As energy—and climate-focused design becomes more critical to the practice of architecture, architects need more data to help them make better decisions. Lévy is thrilled to see that Vectorworks Architect’s future includes developing a Sustainability Dashboard, a web-based palette that will show in graphic form how design decisions are impacting your project compared to a set goal.

Other items under the “active research” category of the Vectorworks Public Roadmap include a daylight analysis feature set, which could be critical in Lévy’s work in Austin, which has large southern overhangs that clearly impact daylighting. 

BIM.

A view of the beautiful interior of the Austin-based custom home by François Lévy Architecture + Interiors. (Image: François Lévy Architecture + Interiors.)

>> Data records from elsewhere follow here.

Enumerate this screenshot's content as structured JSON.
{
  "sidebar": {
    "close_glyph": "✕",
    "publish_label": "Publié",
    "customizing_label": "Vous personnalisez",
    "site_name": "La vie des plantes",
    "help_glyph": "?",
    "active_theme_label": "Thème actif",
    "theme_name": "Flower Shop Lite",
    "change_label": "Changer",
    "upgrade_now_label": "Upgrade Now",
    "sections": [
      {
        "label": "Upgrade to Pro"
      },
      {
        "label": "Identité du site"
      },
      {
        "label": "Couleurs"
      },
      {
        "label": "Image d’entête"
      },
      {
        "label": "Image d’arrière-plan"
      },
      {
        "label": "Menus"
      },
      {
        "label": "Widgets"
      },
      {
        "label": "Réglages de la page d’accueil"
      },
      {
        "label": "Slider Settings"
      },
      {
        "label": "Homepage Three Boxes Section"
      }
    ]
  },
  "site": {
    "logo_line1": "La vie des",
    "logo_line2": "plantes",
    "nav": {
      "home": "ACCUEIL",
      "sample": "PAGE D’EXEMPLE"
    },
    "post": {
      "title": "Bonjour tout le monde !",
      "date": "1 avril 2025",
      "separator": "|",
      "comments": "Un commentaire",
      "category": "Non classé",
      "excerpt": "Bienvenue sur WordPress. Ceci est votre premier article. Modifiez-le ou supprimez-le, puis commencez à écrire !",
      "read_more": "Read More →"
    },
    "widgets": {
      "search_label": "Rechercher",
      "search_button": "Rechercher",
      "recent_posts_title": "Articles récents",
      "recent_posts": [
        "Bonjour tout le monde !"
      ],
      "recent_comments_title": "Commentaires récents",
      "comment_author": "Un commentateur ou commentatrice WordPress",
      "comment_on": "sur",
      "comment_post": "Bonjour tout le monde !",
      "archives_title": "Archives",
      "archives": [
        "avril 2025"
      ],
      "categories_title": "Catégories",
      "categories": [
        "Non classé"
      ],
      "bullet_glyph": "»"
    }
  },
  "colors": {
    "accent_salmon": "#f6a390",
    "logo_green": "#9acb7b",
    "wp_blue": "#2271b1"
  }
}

Another big trend we see related to sustainability is the growing proportion of adaptive reuse projects for all project types,” says Luc Lefebvre. “This is a huge opportunity to develop a solution to address building renovation workflow. This will significantly improve what you can currently do to document renovation or adaptive reuse projects. Currently in development, this new feature utilizes object data to generate the documentation needed for these types of projects quickly.”

Data and AI are big evolving stories within the Nemetschek Group and its daughter companies like Vectorworks, Inc. “There is huge potential there,” adds Lefebvre. “We are looking at a lot of things both internally and within the Nemetschek Group. 

MORE: Nemetschek Group announces vision for Artificial Intelligence

While the Nemetschek Group and Vectorworks continue to push forward on BIM, data advancements, and AI technologies, Lévy has long learned to extract value from his expert knowledge of a BIM solution, one that he values more and more as he continues to stay solely focused within one application for his entire workflow, as he adds: “Vectorworks’ big tent approach is super appealing to me.”